All the benchmarks on this page are from AOT-compiled binaries running on AMD A9-9420e with Ubuntu 20.04. Time is measured in milliseconds.

The tables are created using the tabular library.

Consistency

The library has been thoroughly tested to match reference numbers generated by the same algorithms implemented in C++. Not only ints, but also numbers converted to double including all decimal places that the compiler takes into account.

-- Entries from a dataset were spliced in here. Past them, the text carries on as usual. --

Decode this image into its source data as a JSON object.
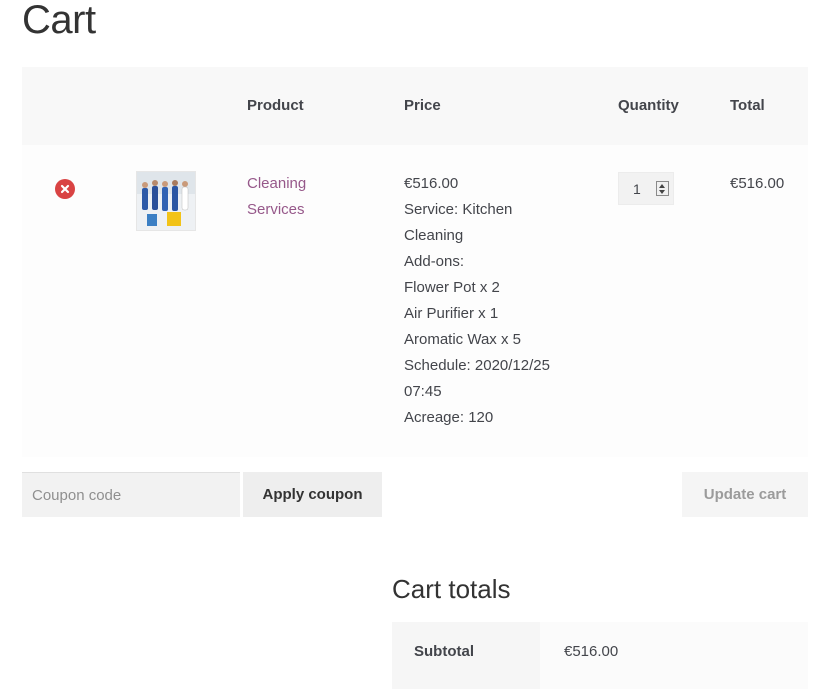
{
  "page": {
    "title": "Cart"
  },
  "table": {
    "headers": {
      "product": "Product",
      "price": "Price",
      "quantity": "Quantity",
      "total": "Total"
    }
  },
  "cart_item": {
    "name_line1": "Cleaning",
    "name_line2": "Services",
    "price": "€516.00",
    "details": [
      "Service: Kitchen",
      "Cleaning",
      "Add-ons:",
      "Flower Pot x 2",
      "Air Purifier x 1",
      "Aromatic Wax x 5",
      "Schedule: 2020/12/25",
      "07:45",
      "Acreage: 120"
    ],
    "quantity": "1",
    "total": "€516.00"
  },
  "actions": {
    "coupon_placeholder": "Coupon code",
    "apply_label": "Apply coupon",
    "update_label": "Update cart"
  },
  "totals": {
    "title": "Cart totals",
    "subtotal_label": "Subtotal",
    "subtotal_value": "€516.00"
  },
  "colors": {
    "link": "#96588a",
    "remove": "#d94343",
    "header_bg": "#f8f8f8"
  },
  "icons": {
    "remove": "remove-circle-x-icon",
    "quantity": "spinner-arrows-icon"
  }
}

The sources in C are taken directly from scientific publications or the reference implementations by the authors of the algorithms. The Xorshift128+ results are also matched to reference values from JavaScript xorshift library, which tested the 128+ similarly.

Therefore, the sequence generated for example by the Xoshiro128pp.nextRaw32() with the seed (1, 2, 3, 4) is the same as the C99 code will produce with the same seed.

The double values will also be the same as if the upper bits of uint64_t type were converted to double_t in C99 by unsafe pointer casting. No matter how exotic pointer casting sounds for Dart, and even more so for JavaScript. JavaScript doesn't even have any upper bits of uint64_t. But doubles are the same type everywhere, and their random values will be the same.

Testing is done in the GitHub Actions cloud on Windows, Ubuntu, and macOS in VM and Node.js modes.